Il me semble que toute personne finit tôt ou tard par se demander si son travail a du sens. Mon intérêt pour les langues m’a poussée à m’inscrire en Faculté de traduction et d’interprétation (FTI). J’ai découvert une formation dont le caractère pluridisciplinaire et le côté pratique ont su satisfaire ma soif d’apprendre. Mes études touchant à leur fin, je me suis inévitablement demandé que pouvait bien signifier le métier de traducteur1 pour moi, et s’il me permettrait de vivre une vie qui me ressemble.

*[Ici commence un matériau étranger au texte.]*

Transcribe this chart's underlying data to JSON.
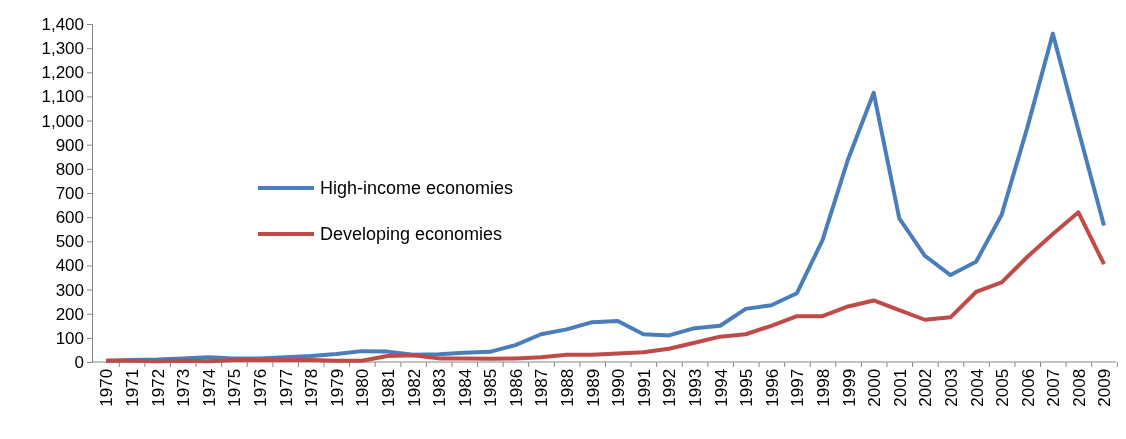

Ce mémoire est une première tentative de répondre à ces interrogations en menant une réflexion sur un thème qui me tient à cœur : le traducteur peut-il s’engager par le biais de son activité traductive ? Selon le Trésor de la langue française, l’engagement se définit comme étant la « [p]articipation active, par une option conforme à ses convictions profondes, à la vie sociale, politique, religieuse ou intellectuelle de son temps ». Avec ce travail, j’espère donc pouvoir fournir une ébauche de réponse aux questions suivantes : que signifie l’engagement dans le contexte de la traduction ? Les traducteurs se considèrent-ils comme engagés ? Et, si la réponse est positive, comment se traduit cet engagement ? A priori, il n’est pas du ressort du traducteur de prendre parti pour une cause, et d’ainsi risquer de se mettre en avant, mettant par là même à mal son image de passeur neutre entre les cultures. Néanmoins, depuis les années 1990, des chercheurs se sont mis à étudier le traducteur et son travail sous un angle nouveau : le tournant culturel, qui s’est construit tout aussi bien à partir de l’approche descriptive qu’en opposition à elle, remet en question la neutralité du traducteur et reconnaît son statut d’individu ayant sa propre manière d’appréhender les choses et d’agir. Comme tout être humain, le traducteur perçoit la réalité au travers de filtres subjectifs façonnés par sa culture et son vécu. Surtout, il ne cesse d’opérer des choix dans le processus de traduction, ce qui présuppose qu’il est intrinsèquement, de manière plus ou moins consciente, engagé. Cette vision nouvelle ouvre la porte à l’idée que le traducteur, en opérant des choix délibérés, peut faire le choix de s’engager activement pour une cause. C’est sur cette thématique que porte mon deuxième chapitre, qui traite de la manière dont les traductologues conçoivent l’engagement, dépeint les portraits de quelques traducteurs engagés à travers l’histoire et fait le point sur les différentes manières dont le traducteur peut aujourd’hui s’engager pour une cause, suivant ses possibilités et ses désirs.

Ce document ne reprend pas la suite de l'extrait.